By: Gayathri Loka
August 9 2022
Agenda 2030 is a set of goals by the World Economic Forum to help build a sustainable future. The Great Reset is an unproven conspiracy theory.
Context:
A recent Facebook post included an image of former Czech President Vaclav Havel, World Economic Forum (WEF) Executive Chairman Klaus Schwab, and Prince Charles from a meeting in Davos in 1992. The post's caption reads, "WEF meeting in Davos Switzerland in January 1992. The man in the middle is Klaus Schwab. Six months later they created Agenda 21. Agenda 21 was renamed Agenda 2030 and branded as The Great Reset, a corporate takeover of planet earth disguised as a greener climate initiative."
In fact:
The WEF's Facebook page posted a similar photo, from a different angle, in January 1992. The caption of that post reads, "1992 Prince of Wales chats with Czech President Vaclav Havel at Davos. DAVOS/SWITZERLAND, JAN 1992 - President Vaclav Havel of Czechoslovakia in conversation with H.R.H. Prince Charles prior to a plenary session, with Klaus Schwab at the Annual Meeting of the World Economic Forum in Davos in 1992." According to WEF's reports, Havel spoke about justice, politics, and economics at the event.
According to the U.N's Department of Economic and Social Affairs, Agenda 21 is a global plan for sustainable development. Agenda 21 was created during the United Nations Conference on Environment and Development (UNCED) held in Rio de Janeiro, Brazil, in 1992. More than 178 governments adopted Agenda 21, the Rio Declaration on Environment and Development, and the Statement of Principles for the Sustainable Management of Forests.
On January 1, 2016, Agenda 2030 came into force. The Agenda has 17 sustainable development goals (SDGs), which world leaders adopted in September 2015 at the U.N. Summit. Agenda 2030's aim is the "commitment to eradicate poverty and achieve sustainable development by 2030 worldwide," according to the European Commission. The 2030 Agenda contains four sections: a political Declaration, a set of 17 sustainable development goals, and 169 targets.
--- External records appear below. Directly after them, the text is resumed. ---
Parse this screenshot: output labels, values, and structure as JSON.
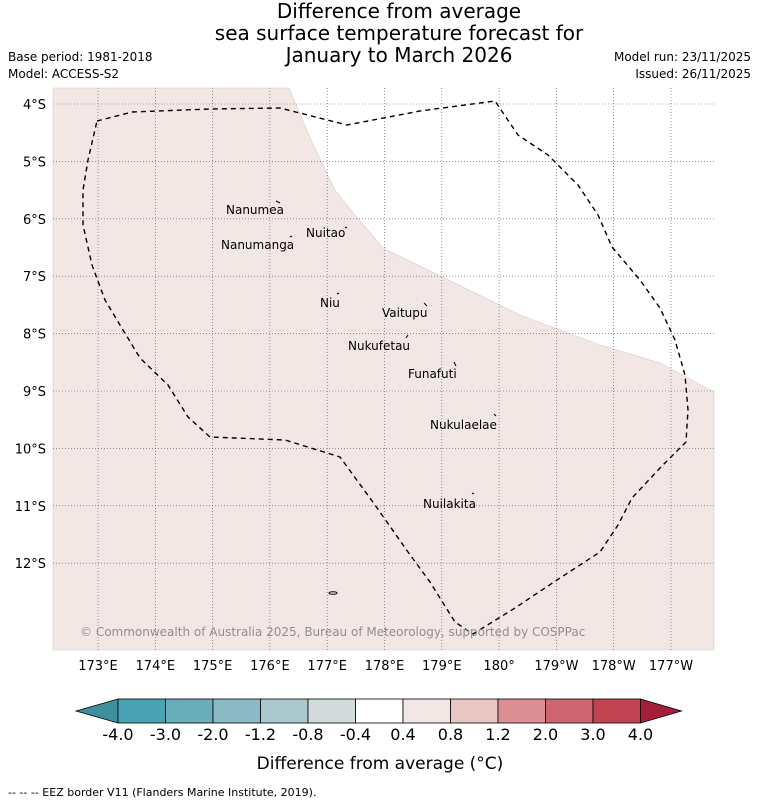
{
  "title": {
    "lines": [
      "Difference from average",
      "sea surface temperature forecast for",
      "January to March 2026"
    ]
  },
  "meta": {
    "base_period": "Base period: 1981-2018",
    "model": "Model: ACCESS-S2",
    "model_run": "Model run: 23/11/2025",
    "issued": "Issued: 26/11/2025"
  },
  "map": {
    "lat_labels": [
      "4°S",
      "5°S",
      "6°S",
      "7°S",
      "8°S",
      "9°S",
      "10°S",
      "11°S",
      "12°S"
    ],
    "lon_labels": [
      "173°E",
      "174°E",
      "175°E",
      "176°E",
      "177°E",
      "178°E",
      "179°E",
      "180°",
      "179°W",
      "178°W",
      "177°W"
    ],
    "places": [
      "Nanumea",
      "Nuitao",
      "Nanumanga",
      "Niu",
      "Vaitupu",
      "Nukufetau",
      "Funafuti",
      "Nukulaelae",
      "Nuilakita"
    ],
    "copyright": "© Commonwealth of Australia 2025, Bureau of Meteorology, supported by COSPPac",
    "anomaly_fill_color": "#f3e7e6",
    "eez_color": "#000000"
  },
  "colorbar": {
    "ticks": [
      "-4.0",
      "-3.0",
      "-2.0",
      "-1.2",
      "-0.8",
      "-0.4",
      "0.4",
      "0.8",
      "1.2",
      "2.0",
      "3.0",
      "4.0"
    ],
    "colors": [
      "#3e8f9e",
      "#4aa3b5",
      "#6aaebc",
      "#8bbac4",
      "#a9c9cd",
      "#d2dadb",
      "#ffffff",
      "#f3e7e6",
      "#e8c6c4",
      "#db8f95",
      "#cd6670",
      "#c24453",
      "#a51f3a"
    ],
    "title": "Difference from average ($^\\circ$C)",
    "title_display": "Difference from average (°C)"
  },
  "footnote": "--  --  -- EEZ border V11 (Flanders Marine Institute, 2019)."
}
"The Great Reset" and "New World Order" are popular conspiracy theories that stemmed from the WEF and Agenda 21/2030. According to this theory, elites (celebrities, politicians, and so on) control the world with hidden knowledge. In 2022, Logically wrote about the origins of this conspiracy theory. The term "New World Order" surfaced in the aftermath of World War I from U.S. President Woodrow Wilson's idealistic hopes of reorganizing international politics by creating the League of Nations. "During the 1990s, conspiracy theorists co-opted the term, making it synonymous with a range of other sinister ideas, including the Illuminati and, most recently, the Great Reset," Logically reported.
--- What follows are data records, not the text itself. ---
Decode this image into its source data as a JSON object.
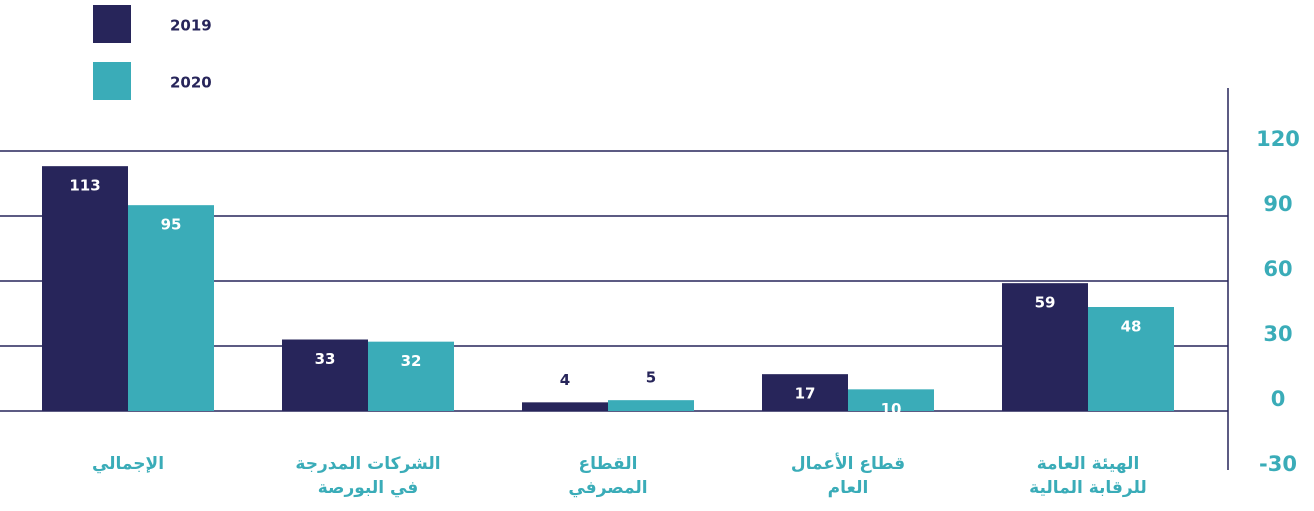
{
  "chart_data": {
    "type": "bar",
    "categories": [
      "الإجمالي",
      "الشركات المدرجة\nفي البورصة",
      "القطاع\nالمصرفي",
      "قطاع الأعمال\nالعام",
      "الهيئة العامة\nللرقابة المالية"
    ],
    "series": [
      {
        "name": "2019",
        "color": "#27255a",
        "values": [
          113,
          33,
          4,
          17,
          59
        ]
      },
      {
        "name": "2020",
        "color": "#3aacb8",
        "values": [
          95,
          32,
          5,
          10,
          48
        ]
      }
    ],
    "ylim": [
      -30,
      120
    ],
    "yticks": [
      -30,
      0,
      30,
      60,
      90,
      120
    ],
    "grid": true,
    "legend": "top-left"
  }
}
Besides the Great Reset theory, conspiracy theories regarding the WEF about medical and political misinformation are also spread on social media. None of them have been proven to be true.
Since the COVID-19 outbreak, some Great Reset theorists believed that the elites planned the COVID-19 pandemic. According to the BBC, this narrative encompassed travel restrictions, COVID-19 pass, economic collapse, and claimed that world governments planned this for their profit. Many fact-checking organizations and media outlets have debunked this narrative and theory to be false.
In 2014, the Southern Poverty Law Centre wrote an article about conspiracy theories surrounding Agenda 21. The article discusses how the Great Reset theory affected politics in the U.S. For example, some U.S. states like Alabama enacted legislation to outlaw any possible effects of the U.N. plan. State Sen. Gerald Dial (R-Lineville) proposed the law, and Gov. Robert Bentley signed it. "Virtually none of the outlandish claims about Agenda 21 are true," the article stated.
In 2012, Alabama senators passed a law preventing "recommendations that deliberately or inadvertently infringe or restrict private property rights without due process, as may be required by policy recommendations originating in, or traceable to Agenda 21," according to AL.com, a local Alabama news outlet.
The verdict:
There is no evidence to prove that world governments created Agenda 21 and Agenda 2030 for their profit. This narrative stems from the Great Reset and New World Order conspiracy theories. Hence we have marked this claim as false.